Не прошло и пяти минут, как Пендергаст шагал по длинному гулкому коридору следом за прекрасно ухоженным и имевшим весьма аристократический вид доктором Остромом. Два охранника шли впереди, а еще два прикрывали тыл. Кое-где под многослойным покрытием из казенной краски еще можно было увидеть деревянные панели стен с прекрасной облицовкой. Сто лет назад, когда от чахотки страдали все слои нью-йоркского общества, «Гора милосердия» была туберкулезным санаторием для отпрысков богатейших семейств города. Теперь же изолированная от города «Гора» стала тщательно охраняемым учреждением, в котором содержались люди, совершившие мерзкие преступления, но в силу невменяемости признанные невиновными.
– Как она? – спросил Пендергаст.
– Примерно так же, – немного поколебавшись, ответил врач.
Наконец они подошли к металлической двери, в толще которой было утоплено закрытое решеткой окно. Один из шедших впереди стражей отомкнул дверь и занял вместе с партнером позиции в коридоре. Вторая пара охранников вошла в помещение следом за Пендергастом.
Они оказались в так называемой «тихой комнате». Комната была практически пустой. На мягкой обивке стен не висело ни единой картины. Пластиковый диван, пара пластиковых стульев и стол были наглухо привинчены к полу. В комнате не было часов, а единственную лампу дневного света под потолком закрывала надежная металлическая сетка. Одним словом, в палате не имелось ни одного предмета, который мог бы служить оружием или способствовать самоубийству. В дальней стене комнаты находилась еще одна стальная дверь – даже более массивная, чем первая. Без окна. Над дверью большими буквами было написано: «Внимание! Опасность побега!»

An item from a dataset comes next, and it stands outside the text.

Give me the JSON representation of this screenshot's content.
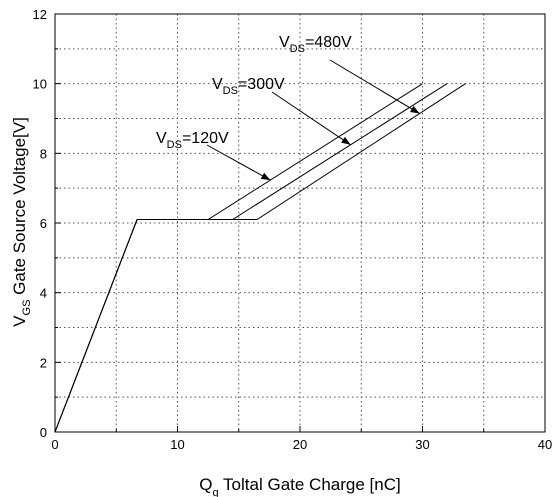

Пендергаст уселся на один из пластмассовых стульев и закинул ногу на ногу.
Пара охранников скрылась за внутренней дверью, и на несколько минут небольшая палата погрузилась в тишину, нарушаемую лишь отдаленными воплями и глухим ритмичным стуком. Затем где-то совсем близко от них прозвучал визгливый старческий голос. Женщина была чем-то явно недовольна. Дверь распахнулась, и один из охранников вкатил в комнату инвалидное кресло. Закрепленные в пяти точках смирительные кожаные ремни почти не были заметны.
В кресле, надежно привязанная, сидела престарелая чопорная дама аристократического вида. На ней было длинное платье из черной тафты и высокие, на кнопках, ботинки в викторианском стиле. Лицо дамы прикрывала черная траурная вуаль. При виде Пендергаста старая леди тут же прекратила свои протесты.
– Поднимите мне вуаль, – распорядилась она.
Один из охранников поднял кружевную ткань и, отступив на шаг, аккуратно положил на спину дамы.
Женщина внимательно посмотрела на Пендергаста, и ее древнее, покрытое коричневыми пятнами лицо слегка задрожало.
– Не могли бы вы оставить нас вдвоем? – спросил Пендергаст, поворачиваясь к Острому.
– Кто-то должен остаться, – ответил врач. – И прошу, мистер Пендергаст, держаться от пациентки чуть дальше.
– Когда я посещал ее прошлый раз, мне было позволено беседовать с моей двоюродной бабкой тет-а-тет.
– И вы прекрасно помните, что во время того визита... – довольно резко начал доктор Остром.